Pregabalin is a GABA analogue that can bind with high affinity to voltage‐gated calcium channel to minimize excitatory neurotransmitters release. However, several case reports in Middle East and other parts of the world raised the concern of its abuse potential. We have shown in our previous studies that higher doses of pregabalin can cause drug seeking like effect in conditioned place preference (CPP) mouse model. In this study, we tested the involvement of glutamate transporter 1 (GLT‐1), which has a significant role in glutamate homeostasis and in mediating the rewarding and drug seeking effects of several drugs of abuse. Male BALB/c mice were randomly separated into four groups; the control group (C‐C) received saline in home cages and during the conditioning training.

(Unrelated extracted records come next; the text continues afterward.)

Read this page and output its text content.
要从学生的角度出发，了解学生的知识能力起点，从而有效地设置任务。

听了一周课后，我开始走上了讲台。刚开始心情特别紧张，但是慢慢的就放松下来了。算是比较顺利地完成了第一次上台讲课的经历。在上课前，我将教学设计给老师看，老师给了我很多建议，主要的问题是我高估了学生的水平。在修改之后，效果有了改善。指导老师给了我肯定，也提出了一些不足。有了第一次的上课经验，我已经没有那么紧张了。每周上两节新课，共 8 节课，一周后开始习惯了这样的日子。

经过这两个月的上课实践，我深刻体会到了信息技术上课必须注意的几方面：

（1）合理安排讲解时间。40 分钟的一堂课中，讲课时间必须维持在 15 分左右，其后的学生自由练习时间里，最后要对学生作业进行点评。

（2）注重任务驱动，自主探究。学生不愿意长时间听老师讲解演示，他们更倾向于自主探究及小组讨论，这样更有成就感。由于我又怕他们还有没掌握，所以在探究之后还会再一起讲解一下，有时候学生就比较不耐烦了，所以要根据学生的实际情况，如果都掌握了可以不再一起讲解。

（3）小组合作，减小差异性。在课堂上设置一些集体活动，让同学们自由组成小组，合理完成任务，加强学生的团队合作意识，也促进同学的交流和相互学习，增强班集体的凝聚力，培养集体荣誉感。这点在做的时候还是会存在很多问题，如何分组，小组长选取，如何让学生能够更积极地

The second group (CEF‐C) received ceftriaxone (CEF) in a dose that was consistently shown to upregulate GLT‐1, (200 mg/kg, i.p.), in home cages and received saline during conditioning training. The third group (C‐Preg) received saline in home cages and were administered pregabalin in a dose that previously shown to induce CPP (60 mg/kg) during conditioning training. The last group (CEF‐Preg) received CEF in home cages and injections of pregabalin during the conditioning training. Consistent with our previous studies, the time spent in drug‐paired chamber as compared to the vehicle‐paired chamber was significantly increased in C‐Preg group. Importantly, CEF treatment for eight days blocked pregabalin induced CPP. These results showed for the first time the possible involvement of GLT‐1 in mediating the rewarding effects of pregablin in animal model of drug addiction.This abstract is from the Experimental Biology 2019 Meeting. There is no full text article associated with this abstract published in The FASEB Journal.